There’s the Legend itself— Harley-Davidson Motor Co. – and then there’s the book destined to be something of a legend in its own right, “Harley-Davidson the Legend.”
Among the many books I have in my Rider’s Library about Harley-Davidson, this book stands out, not only because of the quality and breadth of its content, but because of its sheer size.
It is a mammoth tome measuring 10.75” wide, 12.5” high, 1.75” thick and tipping the scales at 9.7 pounds! Its 682 pages on glossy high quality bond paper make it by far the biggest and most comprehensive book on the Motor Company I’ve yet seen.
In addition to the weight of its construction, it also carries the weight of Harley-Davidson itself, as an official licensed product.
Perhaps the reason this volume is so—well, voluminous—is the fact that it is the second edition of the 1998 two-volume book, “Ride Free Forever—the Legend of Harley-Davidson.” Compressing two books into one can’t help but lead to one very large book. How extensive is the content? Heck, the table of contents is four pages long in triple columns.
Interestingly, this masterpiece about one of the most American of brand names was created by two men you may have expected to write about BMW; they are both from Germany.
Oluf Fritz Zierl was born in Munich and co-author/photographer Dieter Rebmann is from Sindelfingen, Germany. Each is a photojournalist with extensive experience working in automotive and powersports subject matter.
Like most other books about Harley-Davidson written as histories with their release to roughly coincide with the observance of one of H-D’s many anniversaries, the book starts out with a detailed retelling of how it all began in Milwaukee.

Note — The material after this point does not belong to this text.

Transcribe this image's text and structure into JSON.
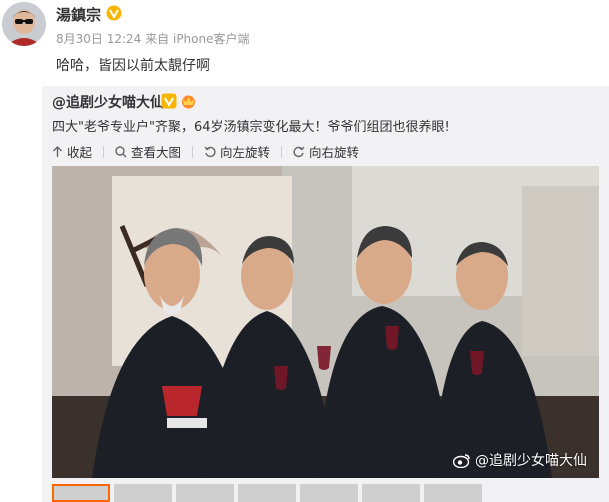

But this account is not only in greater depth than most, it is illustrated in more detail, as well. For example in explaining how the company came to be a “corporation” not just four guys building some new contraption, the authors relate the story of the process of incorporation, complete with an image of the handwritten subscription list signed by the four founders, showing their respective number of shares, dated September 17, 1907.
William S. Harley, chief engineer and treasurer held the least — five shares at $100 a share — while the company’s first president, Walter Davidson held the most with 50 shares.
The development of the company as reflected in the design and technology of the product, expansion of the business model, exports and its entry — if reluctantly — into racing is treated in scrupulous detail with insights not found in most similar books.
There is a decidedly human side to the whole story, as well reflecting the fact that without some extraordinary people, companies like Harley-Davidson just can’t happen. One of the best stories in the book is about Corporal Roy Holtz from Chippewa Falls, Wis., and how, on November 8, 1918, he rode his Harley sidecar rig into captivity behind German lines in World War I.
Holtz, it turns out, is the soldier riding a motorcycle past a column of surrendered German troops in a famous photograph with the hand-written caption on it saying, “The first yank and Harley to enter Germany. 11/12/18.” It turns out, it is more likely that Holtz was actually leaving Germany to rejoin his unit after three days as a POW in Germany when the photo was taken!
As unique and detailed as the narrative is, the images that number in the hundreds offer some surprises, as well. Atop the list would be the four-page centerfold that shows all the component parts of a complete motorcycle, save those that are welded or riveted together laid out in one place. The subject was a completely disassembled 1997 FLSTS Heritage Springer Softail.
Photographed from over 50 feet above the floor where the entire thing was laid out, the remarkable image includes every nut, bolt and screw that was part of the bike from the rear-view mirrors down to the contact patch of the tires. The layout of the parts covered an area 28 feet long by 8 and a half feet wide!
From the early days and the founders to biker gangs, to the Shriners, Motor Maids, movie stars, war-time bikes, racing, touring, customs and much more, “Harley-Davidson the Legend” has it covered. If you want to have only one book about Harley-Davidson on your bookshelf, this would probably be the one to have.
- Title: Harley-Davidson the Legend
- Author: Oluf Fritz Zierl and co-author/photographer Dieter Rebmann
- Published: 2000
- Publisher: Konemann Verlagsgesellschaft mbH, Bonner Strasse 126, D-50968, Cologne
- ISBN: 3-89508-297-X
Note to readers: many of the books that we’ll feature in Rider’s Library may be out of print and some may be difficult to find. That could be half the fun. The Internet should make the search relatively easy but ironically, none of the books currently scheduled for eventual retro-review for the Rider’s Library section were found with the help of the Internet. They all were found at book stores, used book stores, antique shops, motorcycle shops, yard sales and so on.